Furthermore, Meta announced the launch of a comprehensive Llama system. This system, in addition to covering Llama models, involves the coordination of multiple components and external tool calls to help developers develop custom products stronger than the base models.

The Llama system will cover a series of new components, including open-source new safety tools such as Llama Guard 3 (multilingual safety model) and Prompt Guard (prompt injection filter). To connect disparate components, Meta also released a request for comments on the Llama Stack API, a standard interface to make it easier for third-party projects to utilize Llama models.

For ordinary developers, using models at the 405B scale remains a challenge, requiring significant computational resources and expertise.

Based on the Llama system, generative AI development is not just about prompting models; everyone should be able to use 405B models to accomplish more tasks, including real-time and batch inference, supervised fine-tuning, evaluating models for specific applications, continuous pre-training, retrieval-augmented generation (RAG), function calling, synthetic data generation, and more.

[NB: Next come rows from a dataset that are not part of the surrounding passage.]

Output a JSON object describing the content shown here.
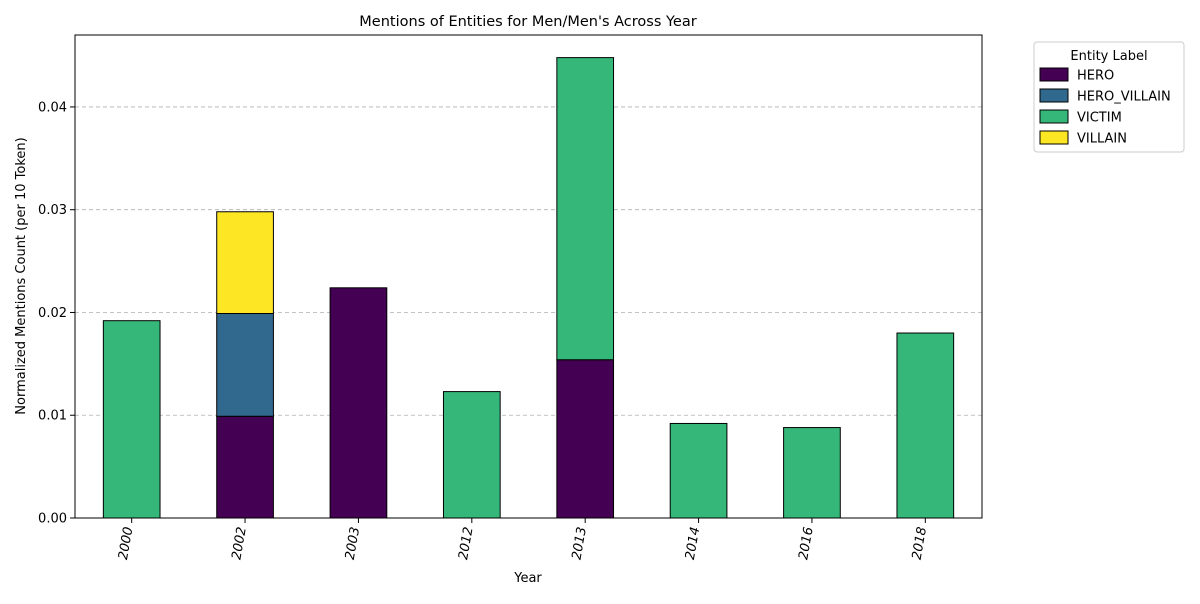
{
  "chart_data": {
    "type": "bar",
    "stacked": true,
    "title": "Mentions of Entities for Men/Men's Across Year",
    "xlabel": "Year",
    "ylabel": "Normalized Mentions Count (per 10 Token)",
    "categories": [
      "2000",
      "2002",
      "2003",
      "2012",
      "2013",
      "2014",
      "2016",
      "2018"
    ],
    "ylim": [
      0,
      0.047
    ],
    "yticks": [
      0.0,
      0.01,
      0.02,
      0.03,
      0.04
    ],
    "ytick_labels": [
      "0.00",
      "0.01",
      "0.02",
      "0.03",
      "0.04"
    ],
    "grid": "y-dashed",
    "legend": {
      "title": "Entity Label",
      "placement": "outside-right"
    },
    "series": [
      {
        "name": "HERO",
        "color": "#440154",
        "values": [
          0,
          0.0099,
          0.0224,
          0,
          0.0154,
          0,
          0,
          0
        ]
      },
      {
        "name": "HERO_VILLAIN",
        "color": "#31688e",
        "values": [
          0,
          0.01,
          0,
          0,
          0,
          0,
          0,
          0
        ]
      },
      {
        "name": "VICTIM",
        "color": "#35b779",
        "values": [
          0.0192,
          0,
          0,
          0.0123,
          0.0294,
          0.0092,
          0.0088,
          0.018
        ]
      },
      {
        "name": "VILLAIN",
        "color": "#fde725",
        "values": [
          0,
          0.0099,
          0,
          0,
          0,
          0,
          0,
          0
        ]
      }
    ]
  }
}
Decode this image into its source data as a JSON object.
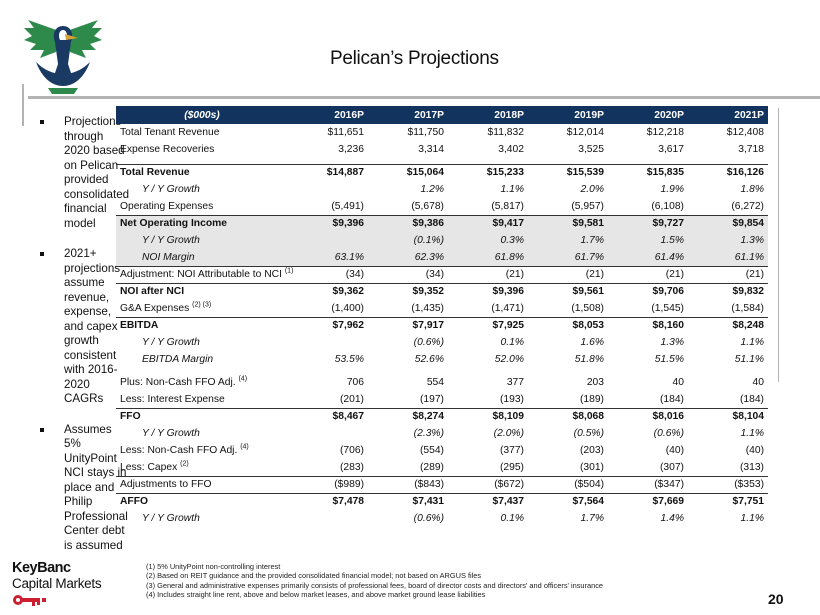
{
  "title": "Pelican’s Projections",
  "bullets": [
    "Projections through 2020 based on Pelican provided consolidated financial model",
    "2021+ projections assume revenue, expense, and capex growth consistent with 2016-2020 CAGRs",
    "Assumes 5% UnityPoint NCI stays in place and Philip Professional Center debt is assumed"
  ],
  "table": {
    "header_label": "($000s)",
    "years": [
      "2016P",
      "2017P",
      "2018P",
      "2019P",
      "2020P",
      "2021P"
    ],
    "rows": [
      {
        "label": "Total Tenant Revenue",
        "values": [
          "$11,651",
          "$11,750",
          "$11,832",
          "$12,014",
          "$12,218",
          "$12,408"
        ]
      },
      {
        "label": "Expense Recoveries",
        "values": [
          "3,236",
          "3,314",
          "3,402",
          "3,525",
          "3,617",
          "3,718"
        ]
      },
      {
        "label": "Total Revenue",
        "values": [
          "$14,887",
          "$15,064",
          "$15,233",
          "$15,539",
          "$15,835",
          "$16,126"
        ]
      },
      {
        "label": "Y / Y Growth",
        "values": [
          "",
          "1.2%",
          "1.1%",
          "2.0%",
          "1.9%",
          "1.8%"
        ]
      },
      {
        "label": "Operating Expenses",
        "values": [
          "(5,491)",
          "(5,678)",
          "(5,817)",
          "(5,957)",
          "(6,108)",
          "(6,272)"
        ]
      },
      {
        "label": "Net Operating Income",
        "values": [
          "$9,396",
          "$9,386",
          "$9,417",
          "$9,581",
          "$9,727",
          "$9,854"
        ]
      },
      {
        "label": "Y / Y Growth",
        "values": [
          "",
          "(0.1%)",
          "0.3%",
          "1.7%",
          "1.5%",
          "1.3%"
        ]
      },
      {
        "label": "NOI Margin",
        "values": [
          "63.1%",
          "62.3%",
          "61.8%",
          "61.7%",
          "61.4%",
          "61.1%"
        ]
      },
      {
        "label": "Adjustment: NOI Attributable to NCI",
        "sup": "(1)",
        "values": [
          "(34)",
          "(34)",
          "(21)",
          "(21)",
          "(21)",
          "(21)"
        ]
      },
      {
        "label": "NOI after NCI",
        "values": [
          "$9,362",
          "$9,352",
          "$9,396",
          "$9,561",
          "$9,706",
          "$9,832"
        ]
      },
      {
        "label": "G&A Expenses",
        "sup": "(2) (3)",
        "values": [
          "(1,400)",
          "(1,435)",
          "(1,471)",
          "(1,508)",
          "(1,545)",
          "(1,584)"
        ]
      },
      {
        "label": "EBITDA",
        "values": [
          "$7,962",
          "$7,917",
          "$7,925",
          "$8,053",
          "$8,160",
          "$8,248"
        ]
      },
      {
        "label": "Y / Y Growth",
        "values": [
          "",
          "(0.6%)",
          "0.1%",
          "1.6%",
          "1.3%",
          "1.1%"
        ]
      },
      {
        "label": "EBITDA Margin",
        "values": [
          "53.5%",
          "52.6%",
          "52.0%",
          "51.8%",
          "51.5%",
          "51.1%"
        ]
      },
      {
        "label": "Plus: Non-Cash FFO Adj.",
        "sup": "(4)",
        "values": [
          "706",
          "554",
          "377",
          "203",
          "40",
          "40"
        ]
      },
      {
        "label": "Less: Interest Expense",
        "values": [
          "(201)",
          "(197)",
          "(193)",
          "(189)",
          "(184)",
          "(184)"
        ]
      },
      {
        "label": "FFO",
        "values": [
          "$8,467",
          "$8,274",
          "$8,109",
          "$8,068",
          "$8,016",
          "$8,104"
        ]
      },
      {
        "label": "Y / Y Growth",
        "values": [
          "",
          "(2.3%)",
          "(2.0%)",
          "(0.5%)",
          "(0.6%)",
          "1.1%"
        ]
      },
      {
        "label": "Less: Non-Cash FFO Adj.",
        "sup": "(4)",
        "values": [
          "(706)",
          "(554)",
          "(377)",
          "(203)",
          "(40)",
          "(40)"
        ]
      },
      {
        "label": "Less: Capex",
        "sup": "(2)",
        "values": [
          "(283)",
          "(289)",
          "(295)",
          "(301)",
          "(307)",
          "(313)"
        ]
      },
      {
        "label": "Adjustments to FFO",
        "values": [
          "($989)",
          "($843)",
          "($672)",
          "($504)",
          "($347)",
          "($353)"
        ]
      },
      {
        "label": "AFFO",
        "values": [
          "$7,478",
          "$7,431",
          "$7,437",
          "$7,564",
          "$7,669",
          "$7,751"
        ]
      },
      {
        "label": "Y / Y Growth",
        "values": [
          "",
          "(0.6%)",
          "0.1%",
          "1.7%",
          "1.4%",
          "1.1%"
        ]
      }
    ]
  },
  "footnotes": [
    "(1) 5% UnityPoint non-controlling interest",
    "(2) Based on REIT guidance and the provided consolidated financial model; not based on ARGUS files",
    "(3) General and administrative expenses primarily consists of professional fees, board of director costs and directors' and officers' insurance",
    "(4) Includes straight line rent, above and below market leases, and above market ground lease liabilities"
  ],
  "branding": {
    "company_name": "KeyBanc",
    "company_sub": "Capital Markets",
    "key_color": "#cc1f2f",
    "logo_green": "#2e8a4a",
    "logo_navy": "#1b3a63"
  },
  "page_number": "20"
}
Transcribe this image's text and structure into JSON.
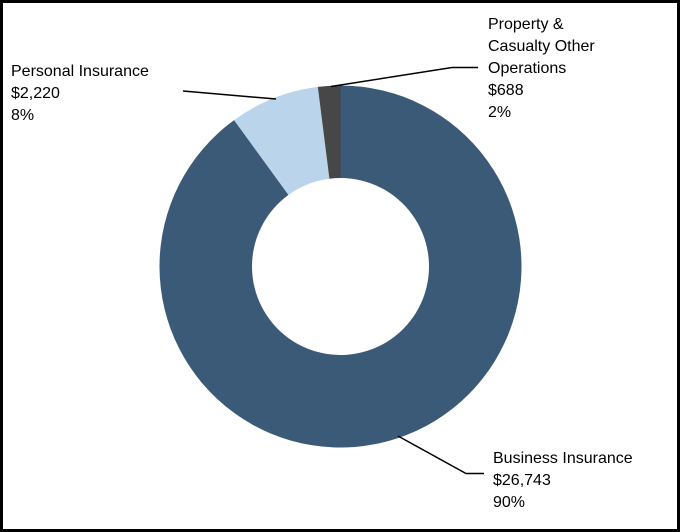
{
  "figure": {
    "background_color": "#FFFFFF",
    "border_color": "#000000"
  },
  "chart_data": {
    "type": "pie",
    "subtype": "donut",
    "direction": "clockwise",
    "start_angle_clockwise_from_top_deg": 0,
    "legend": "none",
    "leader_line_color": "#000000",
    "segments": [
      {
        "name": "Business Insurance",
        "value": 26743,
        "value_label": "$26,743",
        "percent": 90,
        "percent_label": "90%",
        "color": "#3B5A77",
        "label_lines": [
          "Business Insurance",
          "$26,743",
          "90%"
        ]
      },
      {
        "name": "Personal Insurance",
        "value": 2220,
        "value_label": "$2,220",
        "percent": 8,
        "percent_label": "8%",
        "color": "#BAD4EB",
        "label_lines": [
          "Personal Insurance",
          "$2,220",
          "8%"
        ]
      },
      {
        "name": "Property & Casualty Other Operations",
        "value": 688,
        "value_label": "$688",
        "percent": 2,
        "percent_label": "2%",
        "color": "#474747",
        "label_lines": [
          "Property &",
          "Casualty Other",
          "Operations",
          "$688",
          "2%"
        ]
      }
    ]
  }
}
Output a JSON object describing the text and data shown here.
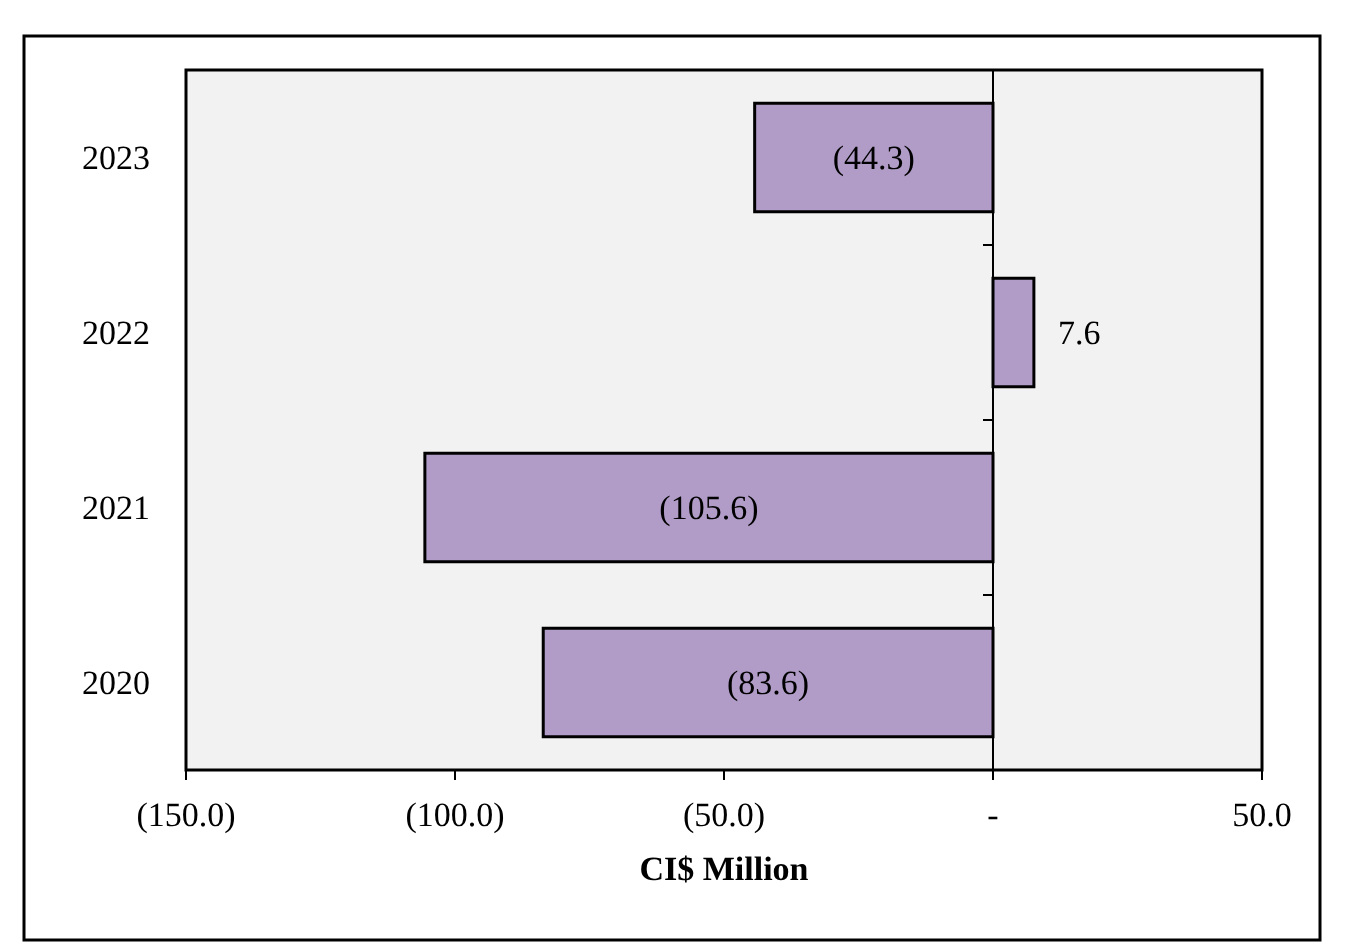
{
  "chart_data": {
    "type": "bar",
    "orientation": "horizontal",
    "xlabel": "CI$ Million",
    "categories": [
      "2023",
      "2022",
      "2021",
      "2020"
    ],
    "values": [
      -44.3,
      7.6,
      -105.6,
      -83.6
    ],
    "value_labels": [
      "(44.3)",
      "7.6",
      "(105.6)",
      "(83.6)"
    ],
    "color": "#b19cc7",
    "xlim": [
      -150,
      50
    ],
    "xticks": [
      {
        "value": -150,
        "label": "(150.0)"
      },
      {
        "value": -100,
        "label": "(100.0)"
      },
      {
        "value": -50,
        "label": "(50.0)"
      },
      {
        "value": 0,
        "label": "-"
      },
      {
        "value": 50,
        "label": "50.0"
      }
    ]
  }
}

This is the largest model Meta has launched to date, with more device-friendly sizes, more modalities, and updates at the Agent level to come in the future.

03. 405B Large Model Dramatically Improves Meta AI, Quest Smart Voice Assistant Upgraded

Now, many of Meta's terminals, such as WhatsApp and Meta AI chatbots, have started using Llama 3.1 405B.

Meta AI currently supports seven new languages, and Meta has launched a batch of new Meta AI creative tools, mainly focusing on visual generation, mathematics, and coding.

First, looking at visual generation, Meta AI introduced the "Imagine Me" image generation prompt feature, which allows users to input "Imagine me" in Meta AI chat and add prompts, such as "Imagine me as a member of royalty" or "Imagine me in a surrealist painting," to generate images and share them with friends and family.